| Summary | National Percentile | Rank vs Metro |
|---|---|---|
| Housing | 37th | Poor |
| Demographics | 22nd | Poor |
| Amenities | 32nd | Good |
Multifamily Valuation
| Property Details | |
|---|---|
| Address | 512 W Green Ave, Killeen, TX, 76541, US |
| Region / Metro | Killeen |
| Year of Construction | 1977 |
| Units | 29 |
| Transaction Date | 2008-12-29 |
| Transaction Price | $310,000 |
| Buyer | ANTE UP HOLDINGS LLC |
| Seller | TEXAS STAR BANK SSB |
512 W Green Ave Killeen Multifamily Investment
Neighborhood data points to a durable renter base and strong daily-needs access, according to WDSuite’s CRE market data, though occupancy in the immediate area has been softer and warrants active leasing strategy.
The property sits in an inner-suburb location of Killeen with convenient access to daily necessities. Neighborhood amenities skew toward food and essentials: the area ranks among the top Killeen-Temple neighborhoods for restaurants and is competitive for grocery access (ranked 4th out of 139 metro neighborhoods), while parks, cafes, childcare, and pharmacies are limited. For investors, this mix supports day-to-day livability and foot traffic but may not deliver lifestyle-driven premiums without asset-level upgrades.
Renter concentration is meaningful at the neighborhood level, indicating a solid foundation for multifamily demand. At the same time, neighborhood occupancy has trailed stronger subareas but has improved over the past five years, suggesting room for performance gains through targeted operations and unit positioning.
Within a 3-mile radius, demographics show modest population growth and a larger increase in household counts, which points to a gradually expanding tenant base. Projections indicate continued growth in both households and incomes by 2028, implying a deeper pool of prospective renters and potential support for occupancy stability over the medium term.

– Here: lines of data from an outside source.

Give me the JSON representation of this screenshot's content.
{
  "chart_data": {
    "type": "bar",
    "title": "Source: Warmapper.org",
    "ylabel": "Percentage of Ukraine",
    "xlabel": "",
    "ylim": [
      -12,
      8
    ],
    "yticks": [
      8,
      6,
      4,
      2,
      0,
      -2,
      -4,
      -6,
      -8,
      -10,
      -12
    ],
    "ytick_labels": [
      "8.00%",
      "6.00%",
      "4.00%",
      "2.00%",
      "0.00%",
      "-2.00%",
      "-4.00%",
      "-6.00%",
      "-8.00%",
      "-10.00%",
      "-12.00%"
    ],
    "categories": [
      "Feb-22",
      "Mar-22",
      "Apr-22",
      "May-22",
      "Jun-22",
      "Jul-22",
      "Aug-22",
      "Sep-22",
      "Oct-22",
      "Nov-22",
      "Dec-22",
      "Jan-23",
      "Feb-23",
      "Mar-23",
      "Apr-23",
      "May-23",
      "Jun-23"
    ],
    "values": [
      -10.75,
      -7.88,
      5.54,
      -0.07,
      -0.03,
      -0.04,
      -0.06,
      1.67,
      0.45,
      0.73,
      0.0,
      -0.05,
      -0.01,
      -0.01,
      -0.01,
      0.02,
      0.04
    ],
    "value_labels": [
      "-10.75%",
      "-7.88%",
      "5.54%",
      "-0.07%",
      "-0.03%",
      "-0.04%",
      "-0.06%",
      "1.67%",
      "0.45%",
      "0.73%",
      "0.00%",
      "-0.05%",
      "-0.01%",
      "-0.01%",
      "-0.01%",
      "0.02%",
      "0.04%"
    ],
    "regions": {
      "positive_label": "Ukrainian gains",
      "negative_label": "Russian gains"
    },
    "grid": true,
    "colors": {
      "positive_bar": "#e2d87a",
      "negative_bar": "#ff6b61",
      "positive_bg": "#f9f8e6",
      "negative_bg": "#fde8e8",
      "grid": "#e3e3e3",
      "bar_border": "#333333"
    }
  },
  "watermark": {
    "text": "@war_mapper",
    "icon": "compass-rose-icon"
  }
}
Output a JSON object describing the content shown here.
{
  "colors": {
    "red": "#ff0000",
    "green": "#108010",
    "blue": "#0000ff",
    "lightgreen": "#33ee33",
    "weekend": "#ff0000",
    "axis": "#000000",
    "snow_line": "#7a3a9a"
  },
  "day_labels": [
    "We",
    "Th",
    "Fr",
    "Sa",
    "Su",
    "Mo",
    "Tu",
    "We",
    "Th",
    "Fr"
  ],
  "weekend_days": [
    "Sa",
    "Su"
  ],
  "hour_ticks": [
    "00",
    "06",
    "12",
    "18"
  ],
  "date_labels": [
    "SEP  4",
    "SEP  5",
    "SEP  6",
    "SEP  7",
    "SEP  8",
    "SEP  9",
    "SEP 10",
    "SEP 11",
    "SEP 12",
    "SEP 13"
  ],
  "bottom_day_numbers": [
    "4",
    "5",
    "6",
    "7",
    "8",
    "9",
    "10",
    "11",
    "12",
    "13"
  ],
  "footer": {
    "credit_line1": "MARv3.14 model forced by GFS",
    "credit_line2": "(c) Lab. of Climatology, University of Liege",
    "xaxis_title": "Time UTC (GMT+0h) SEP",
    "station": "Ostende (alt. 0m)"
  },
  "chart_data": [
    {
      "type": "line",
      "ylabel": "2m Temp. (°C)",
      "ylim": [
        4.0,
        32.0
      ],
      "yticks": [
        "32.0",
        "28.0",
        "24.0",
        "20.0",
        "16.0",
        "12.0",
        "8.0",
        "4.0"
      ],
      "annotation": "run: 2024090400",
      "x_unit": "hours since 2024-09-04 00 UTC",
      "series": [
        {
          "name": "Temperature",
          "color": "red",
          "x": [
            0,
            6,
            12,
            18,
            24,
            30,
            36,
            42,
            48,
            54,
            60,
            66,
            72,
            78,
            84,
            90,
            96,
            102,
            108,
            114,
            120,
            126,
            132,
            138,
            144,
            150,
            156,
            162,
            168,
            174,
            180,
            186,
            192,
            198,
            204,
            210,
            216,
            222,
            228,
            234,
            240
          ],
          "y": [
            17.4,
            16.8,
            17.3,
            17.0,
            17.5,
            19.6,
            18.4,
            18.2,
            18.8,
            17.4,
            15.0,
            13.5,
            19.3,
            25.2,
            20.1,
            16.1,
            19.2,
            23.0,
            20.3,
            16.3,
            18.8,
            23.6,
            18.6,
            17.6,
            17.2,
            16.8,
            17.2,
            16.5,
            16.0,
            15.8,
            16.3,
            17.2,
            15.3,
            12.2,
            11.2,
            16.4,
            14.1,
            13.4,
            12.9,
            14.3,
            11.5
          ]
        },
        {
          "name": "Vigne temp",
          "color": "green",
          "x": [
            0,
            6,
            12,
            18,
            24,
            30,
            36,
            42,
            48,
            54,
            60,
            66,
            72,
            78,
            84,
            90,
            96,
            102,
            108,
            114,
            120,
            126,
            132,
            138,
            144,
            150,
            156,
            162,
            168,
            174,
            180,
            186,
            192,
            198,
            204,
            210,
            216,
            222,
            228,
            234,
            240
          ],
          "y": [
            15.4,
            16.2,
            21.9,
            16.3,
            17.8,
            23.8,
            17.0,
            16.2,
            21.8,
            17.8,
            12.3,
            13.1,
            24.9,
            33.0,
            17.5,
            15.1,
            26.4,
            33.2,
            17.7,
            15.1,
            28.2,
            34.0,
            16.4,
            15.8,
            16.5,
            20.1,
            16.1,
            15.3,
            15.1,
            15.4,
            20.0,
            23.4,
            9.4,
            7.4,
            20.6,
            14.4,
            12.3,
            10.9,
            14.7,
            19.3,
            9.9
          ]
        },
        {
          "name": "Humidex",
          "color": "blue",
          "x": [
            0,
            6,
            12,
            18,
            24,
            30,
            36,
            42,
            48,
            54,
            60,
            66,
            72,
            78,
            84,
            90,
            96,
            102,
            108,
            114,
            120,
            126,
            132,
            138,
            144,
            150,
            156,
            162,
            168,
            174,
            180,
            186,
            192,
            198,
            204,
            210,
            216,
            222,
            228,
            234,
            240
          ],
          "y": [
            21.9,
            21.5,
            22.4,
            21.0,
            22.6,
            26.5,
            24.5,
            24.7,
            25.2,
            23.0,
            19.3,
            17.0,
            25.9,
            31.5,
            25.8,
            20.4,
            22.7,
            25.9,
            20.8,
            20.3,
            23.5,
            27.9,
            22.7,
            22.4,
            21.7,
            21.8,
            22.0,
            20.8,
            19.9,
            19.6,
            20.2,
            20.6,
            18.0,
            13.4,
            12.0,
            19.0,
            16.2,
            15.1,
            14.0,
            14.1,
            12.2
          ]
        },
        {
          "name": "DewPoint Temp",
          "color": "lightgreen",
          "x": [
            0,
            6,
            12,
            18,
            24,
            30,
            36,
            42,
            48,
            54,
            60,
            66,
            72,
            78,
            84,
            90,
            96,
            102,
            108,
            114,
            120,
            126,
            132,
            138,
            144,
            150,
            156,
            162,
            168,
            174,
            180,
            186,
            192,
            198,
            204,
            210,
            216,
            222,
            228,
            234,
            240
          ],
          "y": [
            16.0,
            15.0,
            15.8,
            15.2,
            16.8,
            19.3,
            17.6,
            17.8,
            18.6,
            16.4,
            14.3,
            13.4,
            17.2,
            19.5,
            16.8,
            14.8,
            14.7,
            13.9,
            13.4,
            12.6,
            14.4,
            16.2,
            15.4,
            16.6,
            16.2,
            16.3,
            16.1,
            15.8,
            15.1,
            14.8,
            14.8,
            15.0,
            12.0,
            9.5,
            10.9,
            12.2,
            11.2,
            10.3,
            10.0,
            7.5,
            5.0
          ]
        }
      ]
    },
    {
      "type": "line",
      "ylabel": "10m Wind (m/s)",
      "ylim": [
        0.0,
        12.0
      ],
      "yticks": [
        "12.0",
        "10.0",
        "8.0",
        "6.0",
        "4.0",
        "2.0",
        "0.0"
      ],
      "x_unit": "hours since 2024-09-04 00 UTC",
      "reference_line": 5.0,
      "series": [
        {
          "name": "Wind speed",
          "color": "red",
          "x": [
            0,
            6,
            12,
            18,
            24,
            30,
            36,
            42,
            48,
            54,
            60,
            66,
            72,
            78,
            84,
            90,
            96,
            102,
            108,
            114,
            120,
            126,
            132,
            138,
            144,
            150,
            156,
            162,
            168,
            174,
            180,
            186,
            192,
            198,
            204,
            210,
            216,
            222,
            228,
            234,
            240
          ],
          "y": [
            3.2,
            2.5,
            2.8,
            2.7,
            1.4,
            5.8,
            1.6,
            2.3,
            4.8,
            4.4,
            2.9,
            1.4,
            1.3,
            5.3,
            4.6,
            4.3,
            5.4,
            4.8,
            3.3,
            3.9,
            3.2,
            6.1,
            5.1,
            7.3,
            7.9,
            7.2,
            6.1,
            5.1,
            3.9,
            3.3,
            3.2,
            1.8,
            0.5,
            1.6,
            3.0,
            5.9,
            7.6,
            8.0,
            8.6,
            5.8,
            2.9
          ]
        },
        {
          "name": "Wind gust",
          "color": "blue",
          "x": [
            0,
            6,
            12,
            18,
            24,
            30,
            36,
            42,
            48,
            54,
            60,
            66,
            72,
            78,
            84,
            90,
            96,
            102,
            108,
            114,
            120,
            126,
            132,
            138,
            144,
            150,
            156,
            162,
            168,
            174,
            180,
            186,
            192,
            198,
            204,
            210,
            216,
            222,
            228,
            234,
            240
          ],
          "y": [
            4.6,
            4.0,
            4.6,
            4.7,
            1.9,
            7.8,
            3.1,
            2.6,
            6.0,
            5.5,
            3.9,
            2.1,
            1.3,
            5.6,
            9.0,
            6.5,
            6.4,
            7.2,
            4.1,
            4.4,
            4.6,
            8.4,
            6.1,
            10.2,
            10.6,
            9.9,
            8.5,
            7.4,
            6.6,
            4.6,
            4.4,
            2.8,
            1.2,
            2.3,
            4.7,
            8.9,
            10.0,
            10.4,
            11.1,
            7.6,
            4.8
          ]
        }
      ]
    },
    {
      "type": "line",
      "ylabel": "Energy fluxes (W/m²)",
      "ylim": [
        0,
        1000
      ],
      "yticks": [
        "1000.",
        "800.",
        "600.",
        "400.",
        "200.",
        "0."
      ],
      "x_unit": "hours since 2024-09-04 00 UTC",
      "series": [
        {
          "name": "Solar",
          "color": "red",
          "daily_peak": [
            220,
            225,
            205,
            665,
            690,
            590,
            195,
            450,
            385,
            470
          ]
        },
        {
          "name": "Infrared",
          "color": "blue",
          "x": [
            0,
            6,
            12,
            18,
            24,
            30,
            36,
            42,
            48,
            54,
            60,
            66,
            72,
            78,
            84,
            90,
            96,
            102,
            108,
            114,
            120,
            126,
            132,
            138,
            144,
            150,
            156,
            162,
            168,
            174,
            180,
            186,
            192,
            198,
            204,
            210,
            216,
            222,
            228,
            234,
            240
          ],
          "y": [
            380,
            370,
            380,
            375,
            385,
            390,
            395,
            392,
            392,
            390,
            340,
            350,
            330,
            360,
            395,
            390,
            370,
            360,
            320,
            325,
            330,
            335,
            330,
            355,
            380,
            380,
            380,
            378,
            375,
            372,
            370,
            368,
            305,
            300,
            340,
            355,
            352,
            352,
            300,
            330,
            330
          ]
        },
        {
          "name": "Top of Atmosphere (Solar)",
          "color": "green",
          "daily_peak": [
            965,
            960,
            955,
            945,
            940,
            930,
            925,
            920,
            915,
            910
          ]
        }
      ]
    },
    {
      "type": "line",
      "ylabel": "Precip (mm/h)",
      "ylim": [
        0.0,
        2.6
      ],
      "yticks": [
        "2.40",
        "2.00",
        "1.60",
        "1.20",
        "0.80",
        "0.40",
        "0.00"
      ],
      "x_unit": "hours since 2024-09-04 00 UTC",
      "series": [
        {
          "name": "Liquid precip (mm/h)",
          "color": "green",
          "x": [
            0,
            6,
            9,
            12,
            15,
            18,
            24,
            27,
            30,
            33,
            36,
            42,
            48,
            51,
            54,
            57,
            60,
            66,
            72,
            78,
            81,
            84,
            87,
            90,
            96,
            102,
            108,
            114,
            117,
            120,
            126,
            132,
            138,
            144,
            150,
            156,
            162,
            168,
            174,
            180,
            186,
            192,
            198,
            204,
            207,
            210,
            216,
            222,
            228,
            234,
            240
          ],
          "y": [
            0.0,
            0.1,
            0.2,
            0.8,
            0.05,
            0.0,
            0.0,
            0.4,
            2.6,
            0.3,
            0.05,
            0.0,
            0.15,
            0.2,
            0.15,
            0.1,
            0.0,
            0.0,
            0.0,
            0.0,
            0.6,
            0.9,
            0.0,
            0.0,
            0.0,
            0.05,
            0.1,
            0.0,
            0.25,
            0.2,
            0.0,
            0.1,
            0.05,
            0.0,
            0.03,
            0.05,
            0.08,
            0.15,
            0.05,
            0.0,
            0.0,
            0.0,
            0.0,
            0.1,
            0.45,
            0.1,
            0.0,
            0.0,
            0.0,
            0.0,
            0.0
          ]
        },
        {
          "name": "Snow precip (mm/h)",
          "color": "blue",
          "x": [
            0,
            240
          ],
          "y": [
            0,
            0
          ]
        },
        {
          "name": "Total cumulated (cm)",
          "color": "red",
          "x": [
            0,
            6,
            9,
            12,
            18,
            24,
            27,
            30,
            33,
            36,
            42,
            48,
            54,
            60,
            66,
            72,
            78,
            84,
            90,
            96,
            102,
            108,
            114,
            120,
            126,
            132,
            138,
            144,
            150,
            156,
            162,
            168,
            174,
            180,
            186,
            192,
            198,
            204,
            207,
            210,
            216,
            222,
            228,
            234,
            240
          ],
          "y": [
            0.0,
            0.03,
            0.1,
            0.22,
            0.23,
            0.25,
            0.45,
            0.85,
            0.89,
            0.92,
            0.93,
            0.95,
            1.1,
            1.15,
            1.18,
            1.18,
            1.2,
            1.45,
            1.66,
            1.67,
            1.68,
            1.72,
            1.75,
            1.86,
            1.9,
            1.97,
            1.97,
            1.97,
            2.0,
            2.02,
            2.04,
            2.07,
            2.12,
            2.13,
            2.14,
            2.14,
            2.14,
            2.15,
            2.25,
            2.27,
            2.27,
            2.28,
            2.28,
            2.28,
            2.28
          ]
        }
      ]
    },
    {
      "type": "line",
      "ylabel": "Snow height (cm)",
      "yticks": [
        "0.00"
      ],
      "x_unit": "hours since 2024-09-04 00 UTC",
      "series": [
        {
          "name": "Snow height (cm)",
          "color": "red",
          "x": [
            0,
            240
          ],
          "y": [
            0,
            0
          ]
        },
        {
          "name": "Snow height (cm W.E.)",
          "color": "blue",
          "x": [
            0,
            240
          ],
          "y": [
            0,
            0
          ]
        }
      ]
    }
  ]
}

Relative pricing dynamics are a consideration. Neighborhood rents trend below national levels, while home values are comparatively low for owners, which can introduce some competition from entry-level ownership. Rent-to-income ratios in the neighborhood indicate affordability pressure for some households, so revenue management should balance pricing power with retention.

Safety metrics are mixed. The neighborhood ranks below the metro average for safety (ranked 93rd out of 139 Killeen-Temple neighborhoods), and national comparisons place it below the median. Property crime sits in lower national percentiles, while violent incidents—though also below national medians—have declined year over year, indicating recent improvement momentum.
- Raymond James — financial services offices (33.9 miles)
- Farmers Insurance - Doug Gaul — insurance offices (41.7 miles)
- Dell Technologies — technology (44.2 miles) — HQ
Regional employment nodes within commuting range can broaden the renter pool for certain segments; nearby corporate offices in financial services, insurance, and technology provide diversified demand drivers.
This 29-unit asset offers exposure to a renter-heavy Killeen location with strong restaurant and grocery access but limited park and cafe infrastructure. Neighborhood occupancy has been softer yet improving, while 3-mile household growth and income gains suggest a gradually expanding tenant base. Rents trend below national levels, positioning the asset for value-oriented demand if paired with thoughtful unit finishes and leasing strategy.
Within a 3-mile radius, the share of renter-occupied housing is high and households are projected to grow further, supporting depth of demand and potential retention. At the same time, affordability pressure in the immediate neighborhood and accessible ownership options argue for disciplined revenue management and resident experience to sustain occupancy, based on multifamily property research from WDSuite.
- Renter-heavy local landscape supports a broad tenant base and leasing continuity.
- Strong restaurant and grocery access underpins daily-needs livability for residents.
- Household and income growth within 3 miles point to medium-term demand support.
- Value positioning potential with below-national rent levels if paired with targeted renovations.
- Risks: softer neighborhood occupancy, affordability pressure, and competition from entry-level ownership require disciplined revenue and retention strategies.